From Nazareth to a universal motherhood

Although the environment in which the Holy Family lived was only a modest rural village - "Can something good come out of Nazareth?" – Mary's horizon soon extended beyond Nazareth.

A few kilometers away was Sephoris, the Roman city of Galilee

Sephoris, the capital of Galilee, was only a few miles from Nazareth. Joseph probably helped rebuild the city. Mary would visit its market from time to time. There Jesus came into contact with a Roman city, with its theater, its villas and its banks. A new culture, that of the occupying force, lay before his eyes.

He certainly remembered it when he made his parables: the banker and the judge (whom he may have known at Sephoris) have a prominent place.

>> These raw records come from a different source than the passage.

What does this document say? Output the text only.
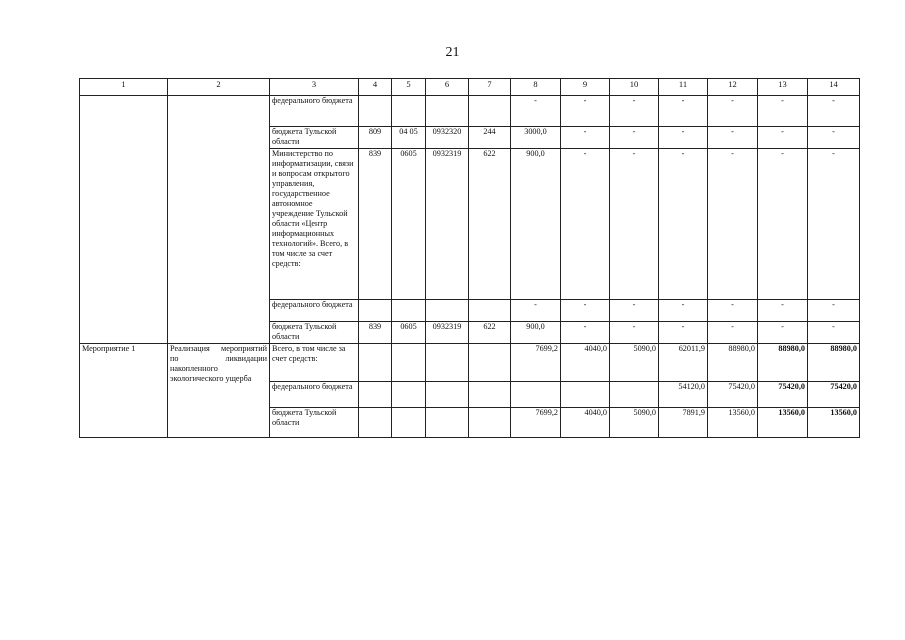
21
1	2	3	4	5	6	7	8	9	10	11	12	13	14
		федерального бюджета					-	-	-	-	-	-	-
		бюджета Тульской области	809	04 05	0932320	244	3000,0	-	-	-	-	-	-
		Министерство по информатизации, связи и вопросам открытого управления, государственное автономное учреждение Тульской области «Центр информационных технологий». Всего, в том числе за счет средств:	839	0605	0932319	622	900,0	-	-	-	-	-	-
		федерального бюджета					-	-	-	-	-	-	-
		бюджета Тульской области	839	0605	0932319	622	900,0	-	-	-	-	-	-
Мероприятие 1	Реализация мероприятий по ликвидации накопленного экологического ущерба	Всего, в том числе за счет средств:					7699,2	4040,0	5090,0	62011,9	88980,0	88980,0	88980,0
		федерального бюджета								54120,0	75420,0	75420,0	75420,0
		бюджета Тульской области					7699,2	4040,0	5090,0	7891,9	13560,0	13560,0	13560,0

Jerusalem, the site of three annual pilgrimages

At the age of twelve, Jesus went to the Temple of Jerusalem to make his bar mitzva, to become the "son of the commandment," like every young Jew. He talked with the doctors who admired his alert mind. He discovered the Temple with its priests, its merchants, and its motley and noisy crowd. Joseph recited the traditional blessing: "Blessed are you, Lord, who freed me from the responsibility of this child."

To his parents who were looking for him after three days, Jesus answered that he must be tending to his Father’s business. Mary did not understand, but kept all this in her heart.

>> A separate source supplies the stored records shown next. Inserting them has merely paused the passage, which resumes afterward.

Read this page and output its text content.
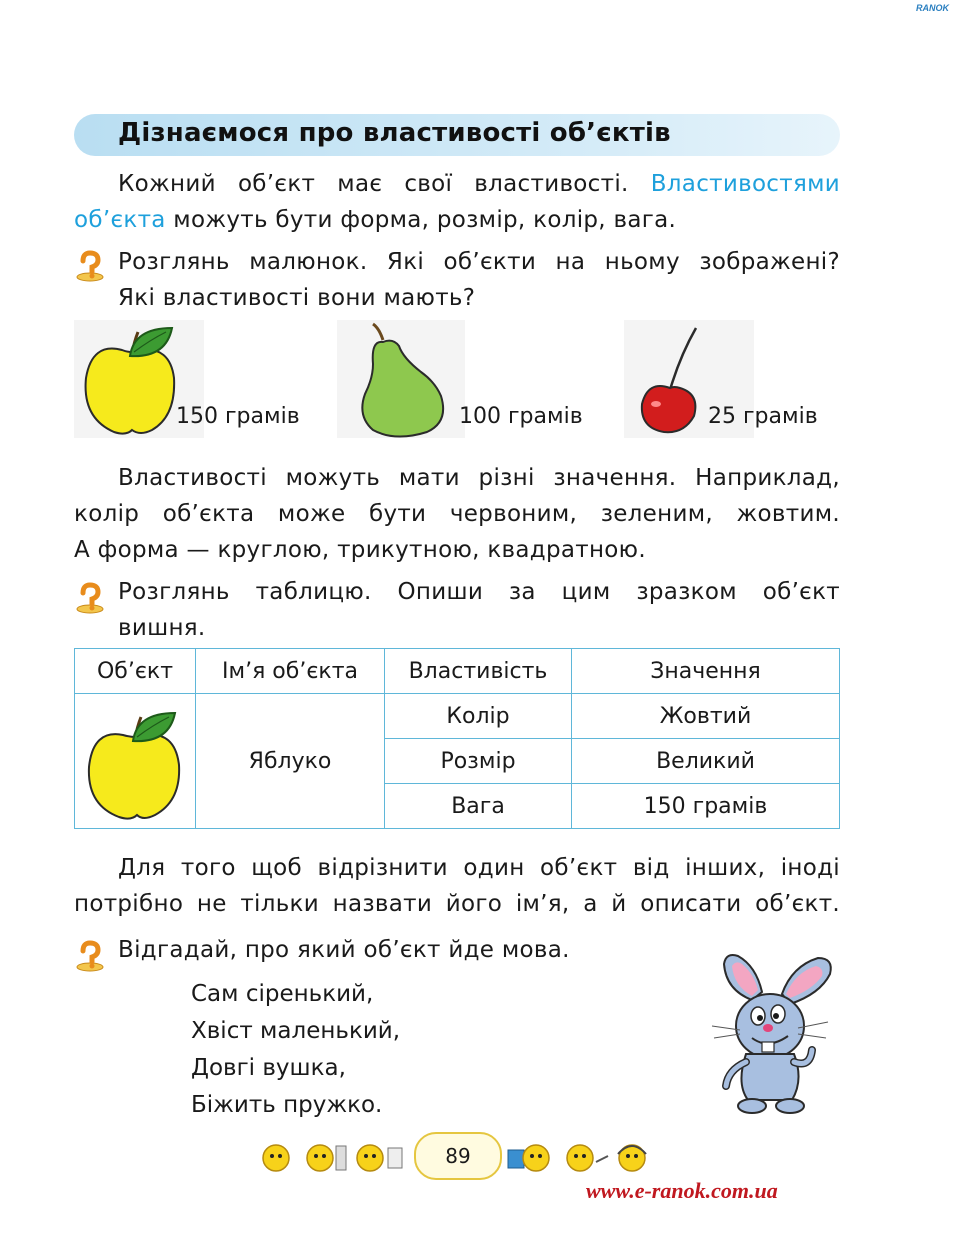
RANOK
Дізнаємося про властивості об’єктів
Кожний об’єкт має свої властивості. Властивостями
об’єкта можуть бути форма, розмір, колір, вага.
Розглянь малюнок. Які об’єкти на ньому зображені?
Які властивості вони мають?
150 грамів	100 грамів	25 грамів
Властивості можуть мати різні значення. Наприклад,
колір об’єкта може бути червоним, зеленим, жовтим.
А форма — круглою, трикутною, квадратною.
Розглянь таблицю. Опиши за цим зразком об’єкт
вишня.
Об’єкт	Ім’я об’єкта	Властивість	Значення

	Яблуко	Колір	Жовтий
		Розмір	Великий
		Вага	150 грамів
Для того щоб відрізнити один об’єкт від інших, іноді
потрібно не тільки назвати його ім’я, а й описати об’єкт.
Відгадай, про який об’єкт йде мова.
Сам сіренький,
Хвіст маленький,
Довгі вушка,
Біжить пружко.
89
www.e-ranok.com.ua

From Cana in Galilee, to the Calvary of Jerusalem

At the foot of the Cross, Jesus as he was dying turned to his mother and entrusted to her his beloved disciple: "Woman, here is your son" (Jn 19:26).

Here, as in Cana of Galilee (Jn 2: 4), Jesus used the word "Woman."

The "Woman" represents the people of Israel, from whom Jesus came.

At the same time, the "Woman" symbolizes the new Israel, which Mary thoroughly represents when she gives the servants her advice to obey the words of Jesus.

The "Woman" is also the new Eve. At the hour of glorification, the Crucified crushed the head of the old serpent. And since the first woman had been associated with the work of death, the mother of Jesus is an associate to the work of Life.

Jesus gives the disciple to the woman to be her son, and from that day he takes her into his home (Jn 19:26, 27), that is to say in his own property, which makes of him a disciple: Jesus’ inheritance, faith, love, all the space of the Spirit in which he dwells.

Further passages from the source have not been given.